# How do I find an ADC circuit's bandwidth experimentally?

The bandwidth is the frequency for which the output is down 3 dB. It it a function of the analog portion of your circuit and does not depend on the sample rate nor the Nyquist rate which are basically digital concepts. Thus, in your experiment, the bandwith will be the frequency, fin, for which the output has dropped by 3 dB.

The plots below (taken from here) show why calculating ADC 'bandwidth' from peak sample values may be problematic.

The plot on the right shows what happens when the sampling frequency is below the input frequency. The signal has aliased down to a lower frequency inside the Nyquist limit, and there is no way to tell what the actual input frequency was. Despite this, the ADC is still producing the same peak amplitude for a frequency way above its 'bandwidth'.

Note also that while the peak amplitudes are identical, neither of them actually reach the peak amplitude of the input signal. This may be a problem because the sampling points depend on the relative phase of the input and sampling frequencies. At certain frequencies and phases there will be 'nulls' of lower peak amplitude, going down to zero amplitude when the sampling rate exactly equals the input frequency. However, provided the input frequency and sampling rate are not locked in phase you will (eventually) see the true peak values.

When I find the -3dB point, what is the corresponding official bandwidth I've found? Is it fin or fin/2 with consideration of the Nyquist rate?

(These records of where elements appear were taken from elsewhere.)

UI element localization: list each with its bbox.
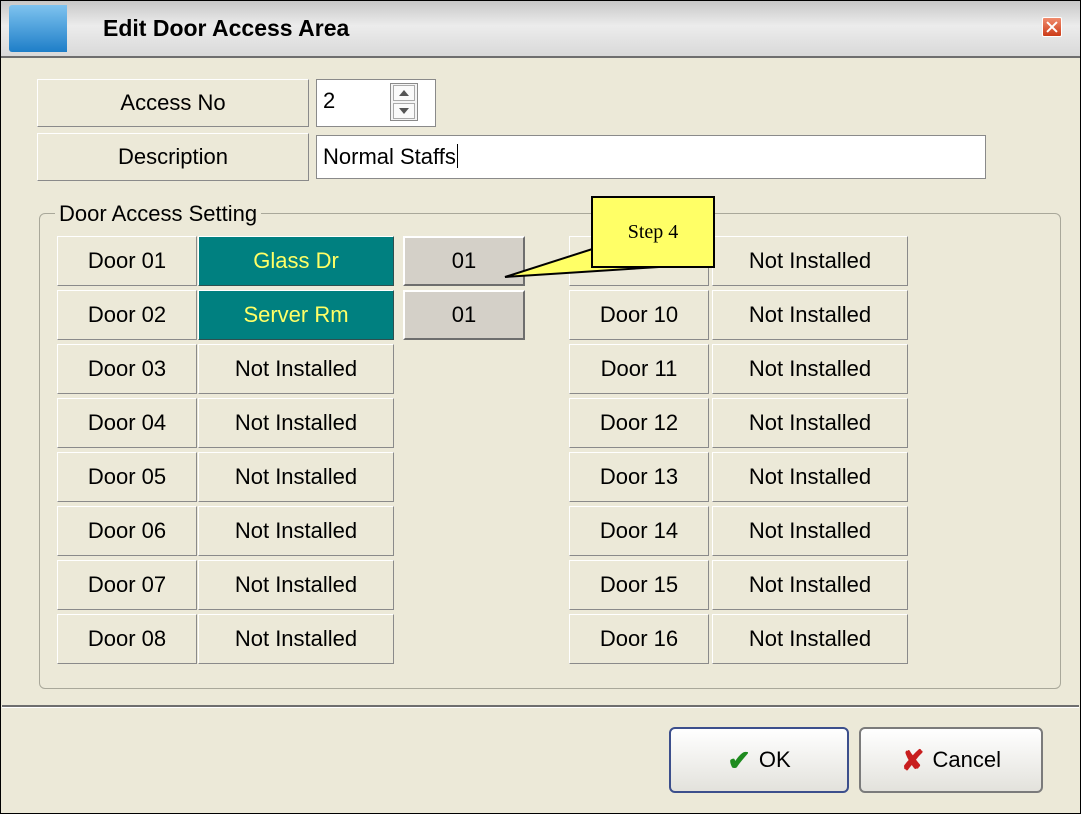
door-name-cell[interactable]: Not Installed — [712, 398, 908, 448]
door-label: Door 05 — [57, 452, 197, 502]
spin-buttons — [390, 83, 418, 121]
cross-icon: ✘ — [901, 744, 925, 776]
cancel-label: Cancel — [932, 747, 1001, 772]
description-field[interactable]: Normal Staffs — [316, 135, 986, 179]
door-name-cell[interactable]: Not Installed — [198, 560, 394, 610]
door-name-cell[interactable]: Not Installed — [198, 506, 394, 556]
door-label: Door 02 — [57, 290, 197, 340]
door-label: Door 13 — [569, 452, 709, 502]
ok-label: OK — [758, 747, 791, 772]
cancel-button[interactable]: ✘ Cancel — [859, 727, 1043, 793]
door-name-cell[interactable]: Not Installed — [198, 398, 394, 448]
door-name-cell[interactable]: Not Installed — [198, 344, 394, 394]
bottom-divider — [2, 705, 1079, 708]
door-name-cell[interactable]: Not Installed — [712, 236, 908, 286]
door-label: Door 06 — [57, 506, 197, 556]
door-name-cell[interactable]: Not Installed — [712, 614, 908, 664]
close-icon[interactable] — [1042, 17, 1062, 37]
access-no-value: 2 — [323, 88, 336, 113]
door-label: Door 16 — [569, 614, 709, 664]
door-label: Door 12 — [569, 398, 709, 448]
door-code-button[interactable]: 01 — [403, 290, 525, 340]
door-label: Door 10 — [569, 290, 709, 340]
door-label: Door 15 — [569, 560, 709, 610]
group-legend: Door Access Setting — [55, 201, 262, 227]
door-code-button[interactable]: 01 — [403, 236, 525, 286]
door-name-cell[interactable]: Not Installed — [712, 290, 908, 340]
door-label: Door 07 — [57, 560, 197, 610]
door-name-cell[interactable]: Server Rm — [198, 290, 394, 340]
edit-door-access-dialog: Edit Door Access Area Access No 2 Descri… — [0, 0, 1081, 814]
door-name-cell[interactable]: Not Installed — [198, 452, 394, 502]
step-callout: Step 4 — [591, 196, 715, 268]
check-icon: ✔ — [727, 744, 751, 776]
door-label: Door 03 — [57, 344, 197, 394]
access-no-stepper[interactable]: 2 — [316, 79, 436, 127]
access-no-label: Access No — [37, 79, 309, 127]
door-name-cell[interactable]: Not Installed — [712, 506, 908, 556]
door-name-cell[interactable]: Not Installed — [712, 560, 908, 610]
door-label: Door 01 — [57, 236, 197, 286]
door-name-cell[interactable]: Not Installed — [712, 344, 908, 394]
door-label: Door 11 — [569, 344, 709, 394]
door-label: Door 04 — [57, 398, 197, 448]
title-bar-accent — [9, 5, 67, 52]
description-label: Description — [37, 133, 309, 181]
spin-up-icon[interactable] — [393, 85, 415, 101]
text-caret — [456, 144, 458, 168]
door-name-cell[interactable]: Not Installed — [198, 614, 394, 664]
door-label: Door 08 — [57, 614, 197, 664]
ok-button[interactable]: ✔ OK — [669, 727, 849, 793]
door-name-cell[interactable]: Glass Dr — [198, 236, 394, 286]
spin-down-icon[interactable] — [393, 103, 415, 119]
door-name-cell[interactable]: Not Installed — [712, 452, 908, 502]
window-title: Edit Door Access Area — [103, 15, 350, 41]
description-value: Normal Staffs — [323, 144, 456, 169]
title-bar: Edit Door Access Area — [1, 1, 1080, 58]
door-label: Door 14 — [569, 506, 709, 556]
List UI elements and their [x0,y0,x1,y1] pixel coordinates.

I'm not sure that an 'official' Nyquist related bandwidth exists, but if it did I imagine it would be based on the rms level of many samples with random phases, not the peak sample values. Usually the aliased output above half the sampling rate is considered to be anomalous, so the first dip to -3dB below that (if it existed) would be considered the bandwidth.

You may not detect any dip in peak values due to the sampling rate, but you should see any attenuation in the analog circuitry before or inside the ADC (antialiasing filter, sample-and-hold circuit etc.). Depending on the sample rate applied, that analog bandwidth may be much higher than the Nyquist frequency or sampling rate.

I think you are confused about what happens when the input frequency exceeds the Nyquist limit. The peak-to-peak voltage doesn't change...assuming you collect enough samples...but the apparent frequency of the signal changes. If there is a "bandwidth" beyond which the signal is attenuated, then it is due to the analog electronics of your ADC, not to the effect of sampling.